Predictive models for the emergence and transmission of disease will require discovery of basic ecological and biological mechanisms. This task is particularly challenging for parasites with complex life cycles. We seek to reveal how anthropogenic changes, particularly those related to biodiversity loss and habitat transformation, influence communities of parasites with complex life cycles. The types of changes most likely to affect parasite communities are alterations in host communities resulting from climate change (range shifts, habitat formation, and destruction) and environmental degradation (introduced species, habitat fragmentation, pollution, overharvesting). In turn, because parasites, particularly those transmitted through predation events (i.e. trophically-transmitted parasites) have the potential to organize their host communities, changes to parasite communities could profoundly alter natural systems. The dynamics of trophically-transmitted parasites are also of considerable practical importance as these parasites cause many human, veterinary and wildlife diseases (e.g. disease caused by lung flukes, hydatid-tapeworms, pork-tapeworms, etc.).

We are especially interested in the potential for complex feedback dynamics initiated by anthropogenic change or:

As a model system, we study salt marshes along the West Coast of North America. These habitats include an abundant and diverse community of trematode parasites with complex life-cycle embedded in rich food webs.

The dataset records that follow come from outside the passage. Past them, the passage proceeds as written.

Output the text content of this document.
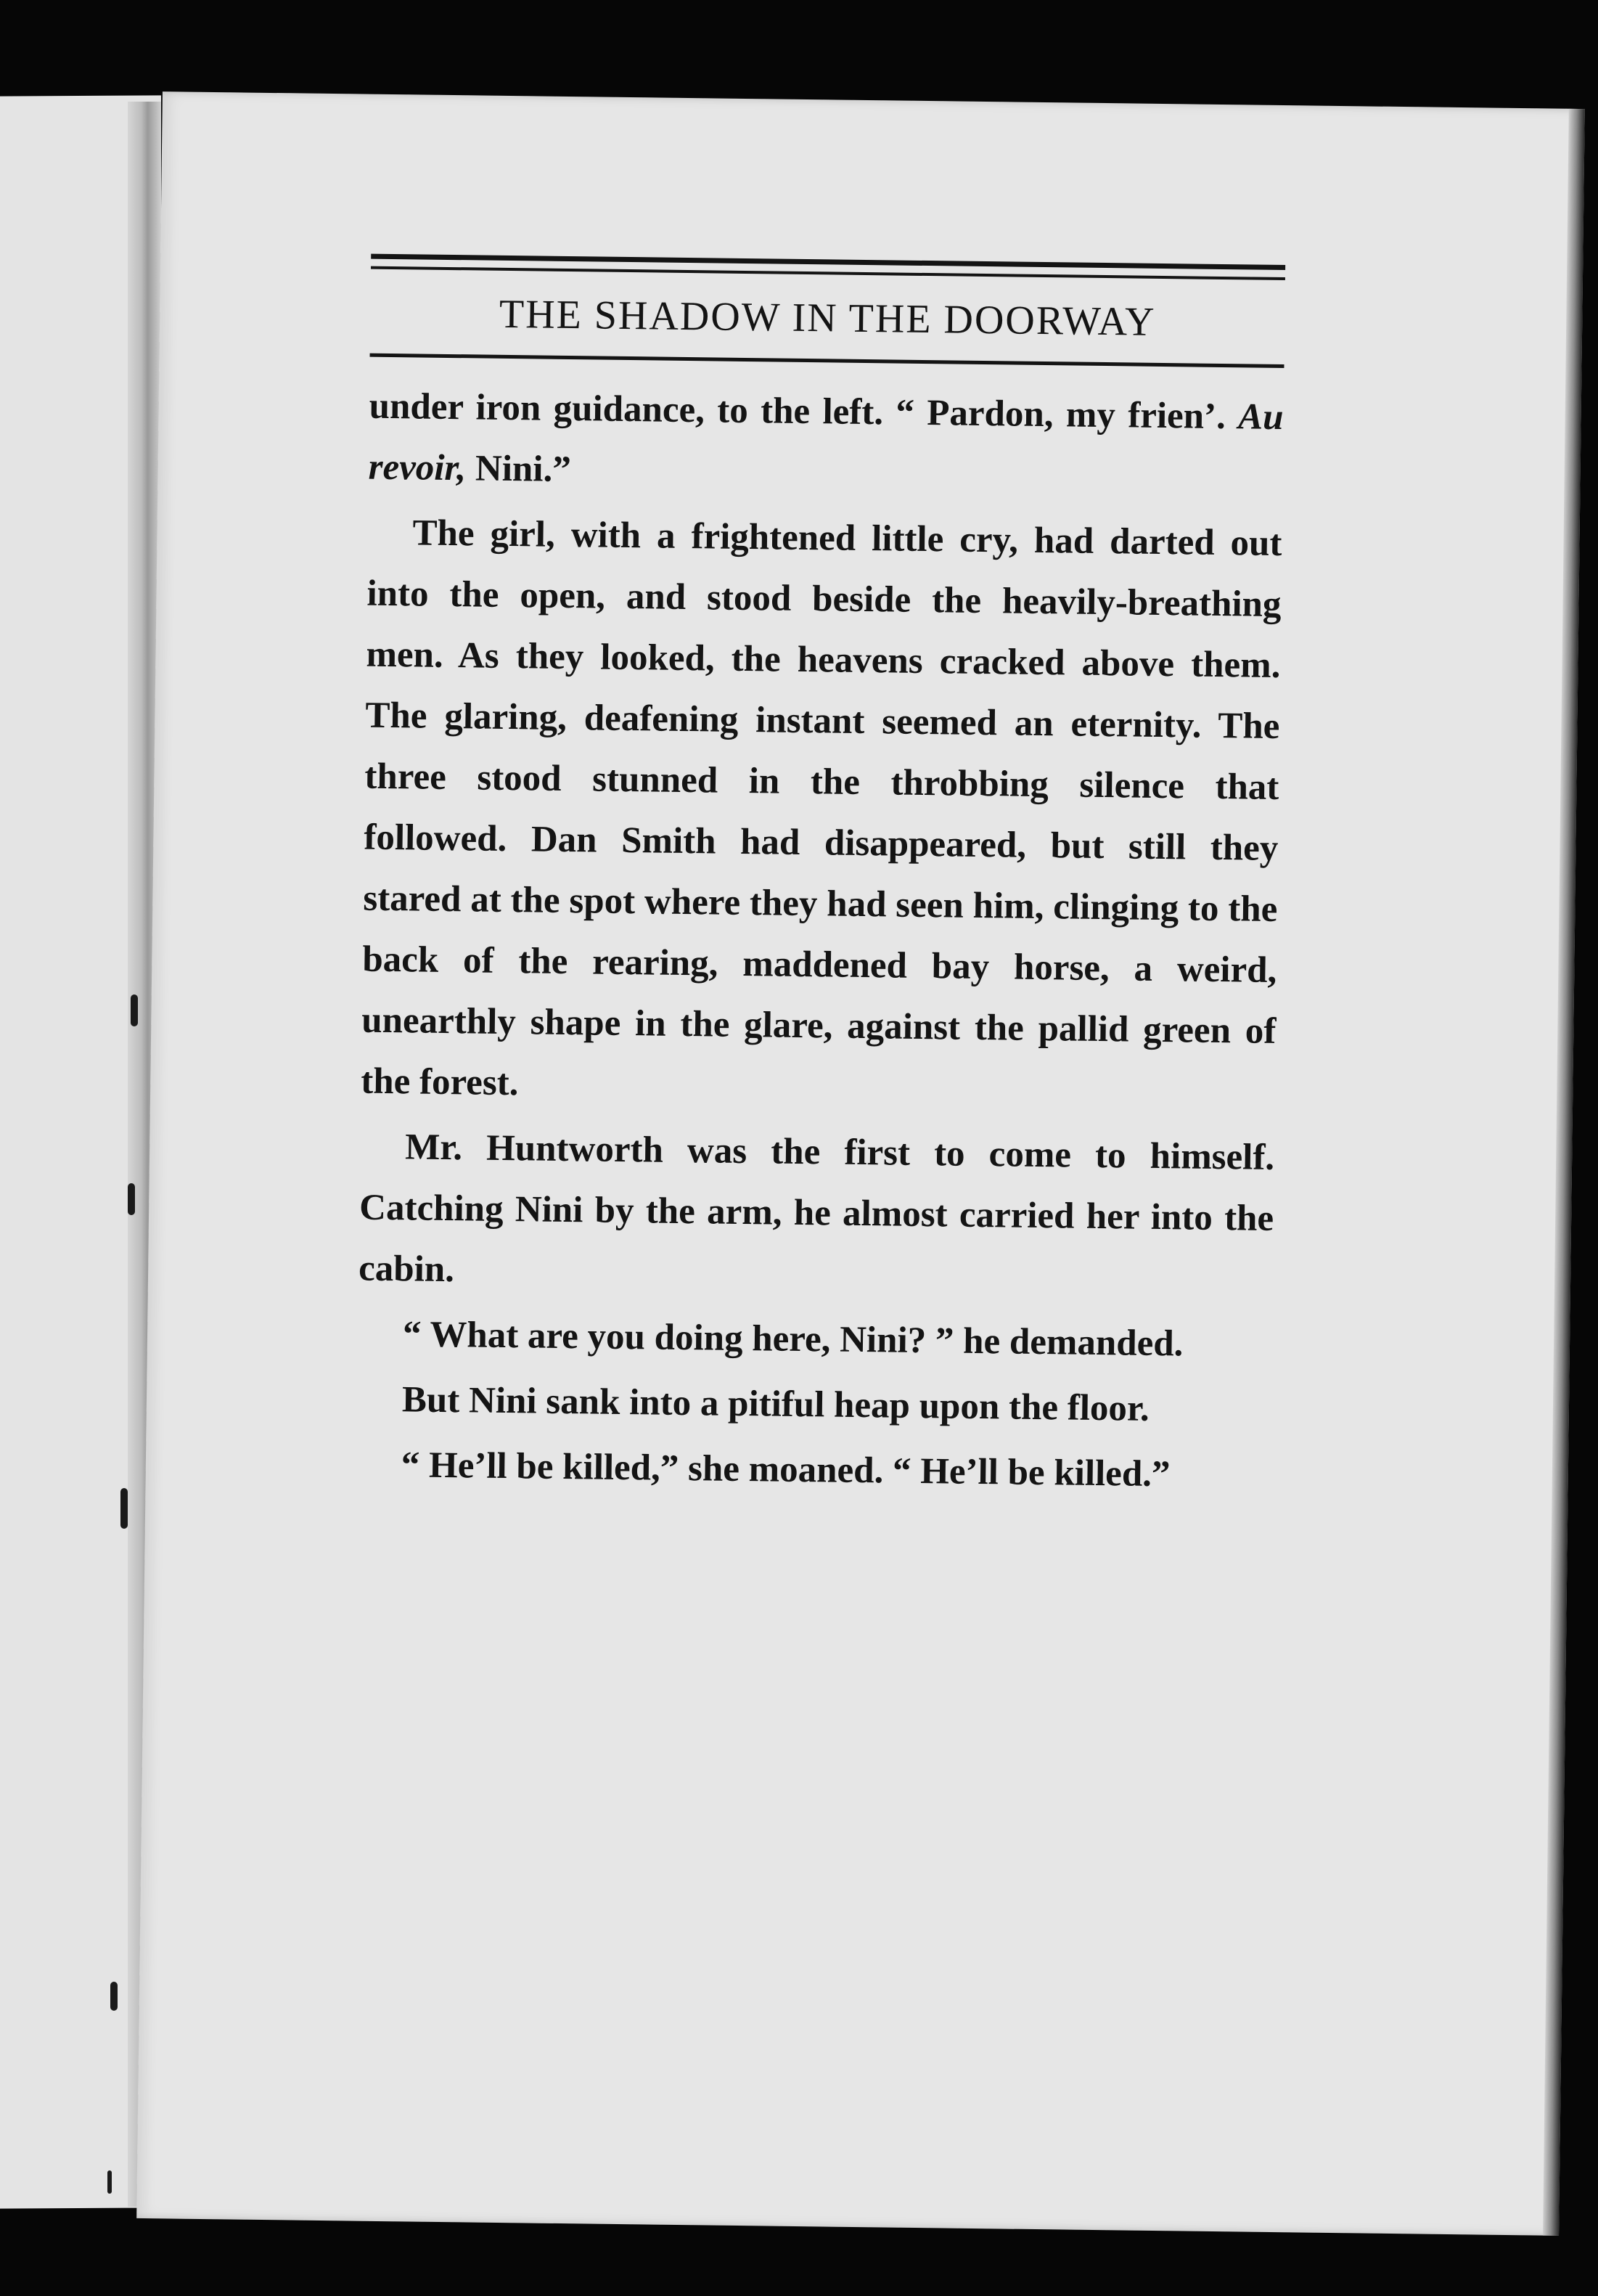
THE SHADOW IN THE DOORWAY

under iron guidance, to the left. “ Pardon, my frien’. Au revoir, Nini.”

The girl, with a frightened little cry, had darted out into the open, and stood beside the heavily-breathing men. As they looked, the heavens cracked above them. The glaring, deafening instant seemed an eternity. The three stood stunned in the throbbing silence that followed. Dan Smith had disappeared, but still they stared at the spot where they had seen him, clinging to the back of the rearing, maddened bay horse, a weird, unearthly shape in the glare, against the pallid green of the forest.

Mr. Huntworth was the first to come to himself. Catching Nini by the arm, he almost carried her into the cabin.

“ What are you doing here, Nini? ” he demanded.

But Nini sank into a pitiful heap upon the floor.

“ He’ll be killed,” she moaned. “ He’ll be killed.”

We shall investigate the following specific hypotheses that are amenable to testing in this model system and that have broad applicability to other ecosystems and medically important diseases.

  1. Anthropogenic change affects parasite communities: (A) loss of biodiversity affects parasite communities by altering the density of hosts, (B) pollution increases susceptibility of hosts or is toxic to parasites, (C) introduced species affect parasites communities by (i) displacing native hosts and (ii) introducing new parasites and (D) climate change affects parasites communities by (i) shifting host ranges and (ii) habitat transformation.
  2. Such changes to parasite communities indirectly affect ecosystems: (A) parasites alter the flow of energy through a food web by converting host tissue into parasite tissue and (B) parasite-increased trophic transmission alters predator-prey dynamics by making infected prey easier to capture.
  3. Anthropogenic change results in feedback between hosts and parasites.